Linguistic confusion and an over-zealous ascetic reductionism are the tragic hallmarks of Western rationalism--the "fly-bottle" that Tolstoy's disciple, Ludwig Wittgenstein, aimed to help us escape from. We have yet to find our way.

Polanyi's notion of "personal knowledge" and H. Gene Blocker's article "The Truth About Fictional Entities", The Philosophical Quarterly (Vol. 24, No. 94, January 1974, pp. 27-36) suggest fruitful approaches for making our escape--on Blocker, see the post of 02-12-12 (below).

Tacit thought "forms an indispensable part of all knowledge," therefore, "the process of formalizing all knowledge to the exclusion of any tacit knowing is self-defeating" [Polanyi, The Tacit Dimension, 20].
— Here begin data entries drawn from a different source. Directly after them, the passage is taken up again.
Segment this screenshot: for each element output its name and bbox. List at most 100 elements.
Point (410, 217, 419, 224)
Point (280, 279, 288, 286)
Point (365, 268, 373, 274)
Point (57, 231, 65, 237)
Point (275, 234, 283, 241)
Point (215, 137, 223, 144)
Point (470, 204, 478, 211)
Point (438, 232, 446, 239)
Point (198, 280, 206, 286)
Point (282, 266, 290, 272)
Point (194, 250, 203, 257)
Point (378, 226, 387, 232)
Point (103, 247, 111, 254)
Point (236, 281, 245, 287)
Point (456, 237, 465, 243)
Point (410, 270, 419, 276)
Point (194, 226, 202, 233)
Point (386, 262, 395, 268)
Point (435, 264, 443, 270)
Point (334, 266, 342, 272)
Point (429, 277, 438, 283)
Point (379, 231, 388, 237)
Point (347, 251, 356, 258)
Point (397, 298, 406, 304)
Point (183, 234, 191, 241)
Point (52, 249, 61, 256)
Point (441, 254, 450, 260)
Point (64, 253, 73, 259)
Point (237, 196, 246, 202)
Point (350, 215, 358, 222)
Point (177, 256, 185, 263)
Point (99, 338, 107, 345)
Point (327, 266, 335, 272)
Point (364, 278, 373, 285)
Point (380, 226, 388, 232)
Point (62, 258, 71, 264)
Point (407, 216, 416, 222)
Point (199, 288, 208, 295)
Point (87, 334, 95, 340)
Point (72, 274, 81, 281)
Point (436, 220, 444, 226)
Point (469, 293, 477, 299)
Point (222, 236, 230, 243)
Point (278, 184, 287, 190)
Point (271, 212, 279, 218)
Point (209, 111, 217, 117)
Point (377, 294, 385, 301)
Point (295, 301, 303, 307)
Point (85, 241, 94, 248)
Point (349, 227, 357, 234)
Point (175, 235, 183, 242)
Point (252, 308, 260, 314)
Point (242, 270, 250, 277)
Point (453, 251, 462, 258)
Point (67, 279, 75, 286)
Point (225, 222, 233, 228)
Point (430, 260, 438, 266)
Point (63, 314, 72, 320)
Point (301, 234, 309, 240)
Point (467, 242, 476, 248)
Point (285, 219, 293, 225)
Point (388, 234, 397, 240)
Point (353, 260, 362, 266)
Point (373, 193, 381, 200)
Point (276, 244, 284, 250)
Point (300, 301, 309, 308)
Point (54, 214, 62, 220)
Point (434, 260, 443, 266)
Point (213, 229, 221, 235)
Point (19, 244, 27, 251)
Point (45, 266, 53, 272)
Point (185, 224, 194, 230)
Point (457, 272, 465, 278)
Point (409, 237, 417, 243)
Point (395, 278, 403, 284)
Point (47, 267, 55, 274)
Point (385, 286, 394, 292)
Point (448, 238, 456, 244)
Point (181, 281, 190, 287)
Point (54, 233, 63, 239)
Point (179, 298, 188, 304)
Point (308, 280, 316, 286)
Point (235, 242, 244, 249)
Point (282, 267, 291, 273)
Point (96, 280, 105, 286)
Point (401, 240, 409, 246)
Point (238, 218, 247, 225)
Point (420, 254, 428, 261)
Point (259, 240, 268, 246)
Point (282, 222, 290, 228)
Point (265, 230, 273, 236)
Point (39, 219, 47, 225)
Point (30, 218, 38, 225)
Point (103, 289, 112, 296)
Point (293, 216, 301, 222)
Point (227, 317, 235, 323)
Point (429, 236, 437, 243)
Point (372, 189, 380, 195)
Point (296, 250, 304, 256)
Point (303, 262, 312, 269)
But what is it that we "know" tacitly? Polanyi writes: "Our believing is conditioned at its source by our belonging. And this reliance on the cultural machinery of our society continues through life" [Personal Knowledge, 322]. Such "accidents of personal existence" may have the effect of reducing "all our convictions to the mere products of a particular location and interest." However, they may also serve as "concrete opportunities for exercising ... personal responsibility" towards the claims we take to be both justified and true [ibid].

Polanyi regards the latter approach as one's epistemological "calling." It is a calling to make tacit knowledge explicit and, in the event, achieve epistemological candor--such as the kind modeled for us by Sherman Jackson and the Slavophiles.